Members of the Rutgers community will not be permitted to travel to these countries for university business, such as teaching, studying abroad, conferences, presentations, internships, research, recruiting, and athletic competitions.

It is also stated in the new policy that, if a member of the Rutgers community wants to travel to any of the restricted countries for university related reasons, including travel to assist in control of the Ebola outbreak, they may petition the university for permission to do so.

Requests must be submitted in writing for approval by the appropriate dean and the chancellor.

All students, faculty, and staff who are returning from an Ebola-affected area are requested to make the university aware of their recent travel history, so that a risk assessment over the phone may be performed.

Hosting visitors for university related purposes that have been in any of the 4 stated countries within 3 weeks of the desired visit will not be permitted.
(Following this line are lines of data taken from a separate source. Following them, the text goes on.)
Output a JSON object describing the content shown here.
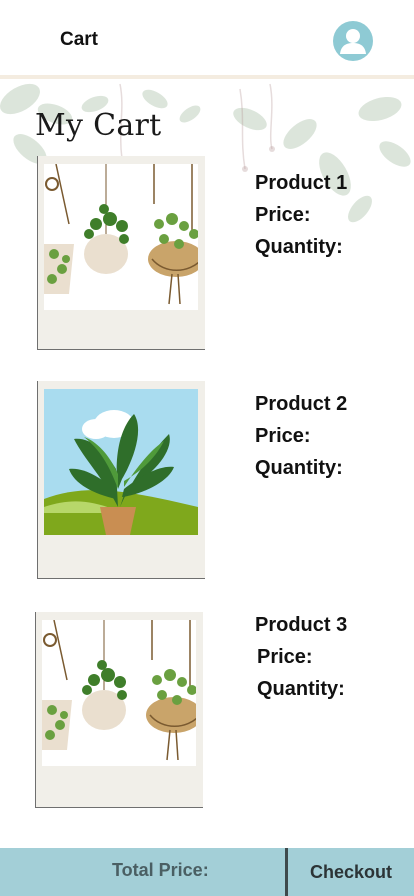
{
  "header": {
    "title": "Cart",
    "avatar_icon": "user-avatar-icon"
  },
  "page": {
    "title": "My Cart"
  },
  "products": [
    {
      "name": "Product 1",
      "price_label": "Price:",
      "quantity_label": "Quantity:",
      "image": "hanging-plants-image"
    },
    {
      "name": "Product  2",
      "price_label": "Price:",
      "quantity_label": "Quantity:",
      "image": "monstera-plant-image"
    },
    {
      "name": "Product  3",
      "price_label": "Price:",
      "quantity_label": "Quantity:",
      "image": "hanging-plants-image"
    }
  ],
  "footer": {
    "total_label": "Total Price:",
    "checkout_label": "Checkout"
  },
  "colors": {
    "footer_bg": "#a3cfd7",
    "avatar": "#8ecad4",
    "card_bg": "#f1efe9"
  }
}
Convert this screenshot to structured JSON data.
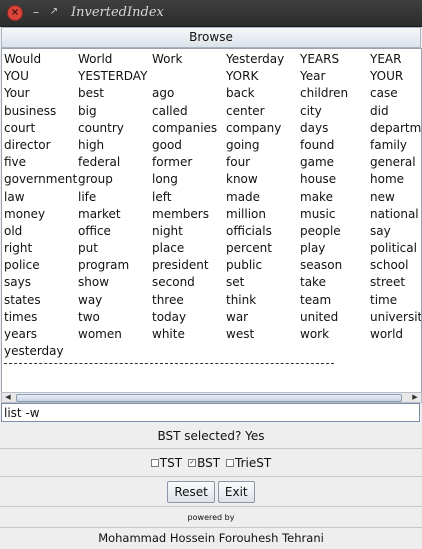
{
  "window": {
    "title": "InvertedIndex"
  },
  "browse_label": "Browse",
  "words": [
    [
      "Would",
      "World",
      "Work",
      "Yesterday",
      "YEARS",
      "YEAR"
    ],
    [
      "YOU",
      "YESTERDAY",
      "",
      "YORK",
      "Year",
      " YOUR"
    ],
    [
      "Your",
      "best",
      "ago",
      "back",
      "children",
      "case"
    ],
    [
      "business",
      "big",
      "called",
      "center",
      "city",
      "did"
    ],
    [
      "court",
      "country",
      "companies",
      "company",
      "days",
      "departm"
    ],
    [
      "director",
      "high",
      "good",
      "going",
      "found",
      "family"
    ],
    [
      "five",
      "federal",
      "former",
      "four",
      "game",
      "general"
    ],
    [
      "government",
      "group",
      "long",
      "know",
      "house",
      "home"
    ],
    [
      "law",
      "life",
      "left",
      "made",
      "make",
      "new"
    ],
    [
      "money",
      "market",
      "members",
      "million",
      "music",
      "national"
    ],
    [
      "old",
      "office",
      "night",
      "officials",
      "people",
      "say"
    ],
    [
      "right",
      "put",
      "place",
      "percent",
      "play",
      "political"
    ],
    [
      "police",
      "program",
      "president",
      "public",
      "season",
      "school"
    ],
    [
      "says",
      "show",
      "second",
      "set",
      "take",
      "street"
    ],
    [
      "states",
      "way",
      "three",
      "think",
      "team",
      "time"
    ],
    [
      "times",
      "two",
      "today",
      "war",
      "united",
      "universit"
    ],
    [
      "years",
      "women",
      "white",
      "west",
      "work",
      "world"
    ],
    [
      "yesterday",
      "",
      "",
      "",
      "",
      ""
    ]
  ],
  "command_value": "list -w",
  "status_text": "BST selected? Yes",
  "options": [
    {
      "label": "TST",
      "checked": false
    },
    {
      "label": "BST",
      "checked": true
    },
    {
      "label": "TrieST",
      "checked": false
    }
  ],
  "buttons": {
    "reset": "Reset",
    "exit": "Exit"
  },
  "powered_by": "powered by",
  "author": "Mohammad Hossein Forouhesh Tehrani"
}
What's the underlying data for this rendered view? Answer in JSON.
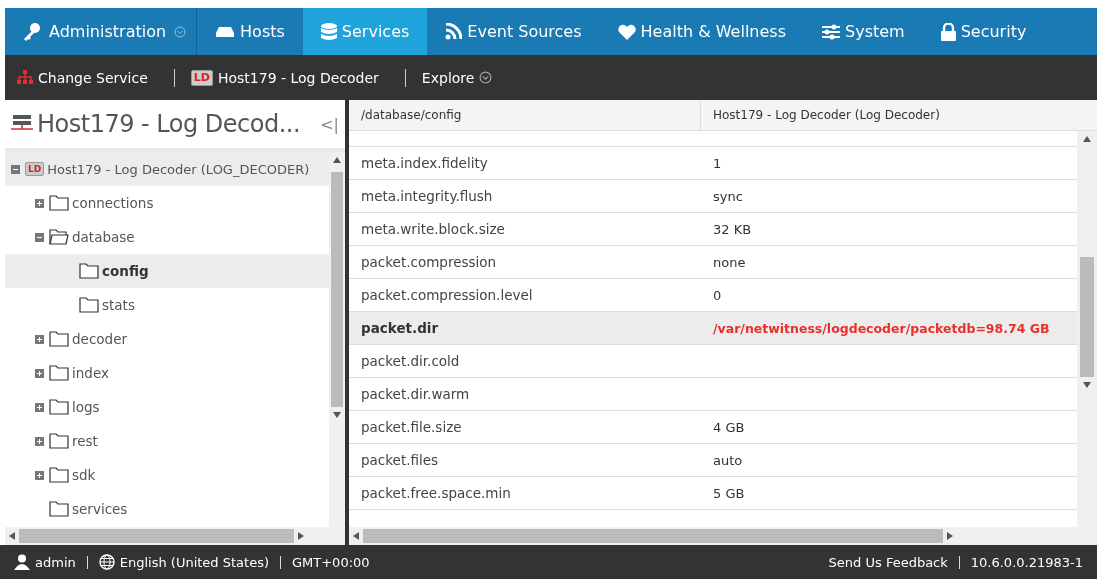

Rutgers community members may also submit a petition in writing to the appropriate dean and the chancellor if they would like an exception to this rule.

The policy also states that hosting visitors from the mentioned countries for personal purposes is strongly discouraged.

In the mass  email it was written that everyone should keep their concerns about Ebola in perspective, and should focus on the control of the Flu, which kills thousands of people in the United States every year.

Many early symptoms of the flu and Ebola are similar, so the more people who get vaccinated for flu, the less cases, making less confusion between the two diseases.

Near the end of the email it is written, “Rutgers University strongly encourages all of its students, faculty, staff, and other employees to receive influenza vaccination, and to do so as early in the season as possible.”